I cannot count the number of of times I was part of fly-in meetings with 20 or more people attending, 2 or more nights in hotels, expensive dinners, delayed flights, and extended time away from family. (I know that last one is disappointing for those who PREFER to be away from home.) The purpose of the meetings were always to come up with the NEXT BIG THING – an attempt to create a movement.
Sure, we ended up with a new program or two that were expensive and required lots of hours of work added to the already over worked staff at the affiliate locations but a “movement” was never the result. The best scenario is to work to create an environment where a movement could happen.
The Ice Bucket Challenge is fun, goofy, powerful, and authentic. Most of the videos I’ve seen don’t even mention the charity or cause because – in an impressively brief period of time – it is already so well known that everyone assumes that you know what this thing is. No logos. No misty dream shots, or god-forsaken, manipulative, and poorly acted re-enactments.
Charities often try too hard and, unfortunately, it’s not easy to break bad habits. Charities – especially some that I am intimately familiar with – need to change HOW they think and sometimes that requires a brain transplant.
However, I’m 99.9% sure there are going to be lots of meetings in the near future (if they haven’t already begun) for more than one charity to figure out NOT how to change they way they think, but to come up with their version of the Ice Bucket Challenge.
Why? Because managers LOVE! LOVE! LOVE! meetings.

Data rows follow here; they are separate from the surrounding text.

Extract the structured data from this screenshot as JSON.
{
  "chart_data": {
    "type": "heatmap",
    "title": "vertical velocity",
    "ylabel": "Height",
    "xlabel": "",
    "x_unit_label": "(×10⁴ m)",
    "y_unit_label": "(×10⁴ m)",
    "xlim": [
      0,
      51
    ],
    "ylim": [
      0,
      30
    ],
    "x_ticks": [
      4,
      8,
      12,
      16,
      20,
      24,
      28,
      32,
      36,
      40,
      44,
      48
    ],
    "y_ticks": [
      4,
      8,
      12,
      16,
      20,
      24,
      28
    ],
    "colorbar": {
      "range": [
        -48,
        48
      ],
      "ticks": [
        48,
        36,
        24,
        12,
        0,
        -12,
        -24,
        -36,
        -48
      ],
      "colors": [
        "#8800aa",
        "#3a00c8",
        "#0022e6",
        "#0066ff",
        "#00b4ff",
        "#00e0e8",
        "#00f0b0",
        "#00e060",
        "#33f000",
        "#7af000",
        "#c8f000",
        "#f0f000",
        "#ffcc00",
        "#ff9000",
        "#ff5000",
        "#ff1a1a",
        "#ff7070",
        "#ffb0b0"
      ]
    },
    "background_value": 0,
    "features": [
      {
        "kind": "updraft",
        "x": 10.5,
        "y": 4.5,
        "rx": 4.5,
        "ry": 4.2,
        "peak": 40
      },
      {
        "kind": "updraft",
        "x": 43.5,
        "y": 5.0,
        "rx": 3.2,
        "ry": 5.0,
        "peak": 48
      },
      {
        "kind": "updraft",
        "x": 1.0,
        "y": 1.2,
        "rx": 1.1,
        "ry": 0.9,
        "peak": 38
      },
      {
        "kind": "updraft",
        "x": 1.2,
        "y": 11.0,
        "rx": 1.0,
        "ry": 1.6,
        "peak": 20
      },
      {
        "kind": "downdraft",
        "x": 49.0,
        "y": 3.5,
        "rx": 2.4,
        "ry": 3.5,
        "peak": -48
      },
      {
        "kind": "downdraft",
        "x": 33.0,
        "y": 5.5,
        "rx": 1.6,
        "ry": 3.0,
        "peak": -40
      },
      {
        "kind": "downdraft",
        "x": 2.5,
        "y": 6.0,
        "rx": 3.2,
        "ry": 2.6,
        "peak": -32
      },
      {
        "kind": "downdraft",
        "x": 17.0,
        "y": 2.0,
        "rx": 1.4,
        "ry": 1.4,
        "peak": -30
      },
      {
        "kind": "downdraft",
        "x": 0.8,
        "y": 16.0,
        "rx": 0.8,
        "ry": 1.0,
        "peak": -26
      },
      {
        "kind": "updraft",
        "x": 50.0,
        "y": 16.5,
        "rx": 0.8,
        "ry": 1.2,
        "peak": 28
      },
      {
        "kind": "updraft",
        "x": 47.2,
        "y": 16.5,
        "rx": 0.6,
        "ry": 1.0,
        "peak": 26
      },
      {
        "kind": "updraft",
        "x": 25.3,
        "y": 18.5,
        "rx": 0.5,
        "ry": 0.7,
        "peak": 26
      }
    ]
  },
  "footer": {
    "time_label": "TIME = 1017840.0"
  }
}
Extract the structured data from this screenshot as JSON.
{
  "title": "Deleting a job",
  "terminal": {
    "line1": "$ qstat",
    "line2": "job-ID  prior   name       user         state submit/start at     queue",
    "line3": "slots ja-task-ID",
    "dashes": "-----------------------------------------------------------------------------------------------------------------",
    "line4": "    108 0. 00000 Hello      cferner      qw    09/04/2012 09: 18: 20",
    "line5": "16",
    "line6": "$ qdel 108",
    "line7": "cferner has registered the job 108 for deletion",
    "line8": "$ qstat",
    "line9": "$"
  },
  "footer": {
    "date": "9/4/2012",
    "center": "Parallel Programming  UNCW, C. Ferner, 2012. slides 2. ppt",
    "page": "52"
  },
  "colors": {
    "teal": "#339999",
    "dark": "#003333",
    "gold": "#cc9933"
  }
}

BTW: How many managers do you think worked on this? East Hills Mall in St. Joseph, Missouri in on the map with nearly a million views in day and a half. It’s bad, but it is sooooo good.
If you didn’t know, for over 13 years I worked with an organization called Children’s Miracle Network Hospitals. Even though I recently left the company, those were some of the most fulfilling years of my entire life. I had experiences few will ever have and met people – mostly kids – who I will never forget. CMN Hospitals was founded by none other than Marie Osmond – yes, that one and John Schneider – yes, that one.
Over those years I had a number of occasions to spend time with John and Marie, and since these are typically entertainment and fundraising events, we were working. I have also seen them in some very sincere moments when they realize this “thing” they helped to create 30 years ago has literally helped millions and millions of kids – it’s hard to not get caught up in the emotion when you are with one of those kids who saved because of the help that has been provided by a hospital you support. You’ve given them life and hope and another chance.
I never see them caught up in their own lives. Also rare is capturing that moment when it happens.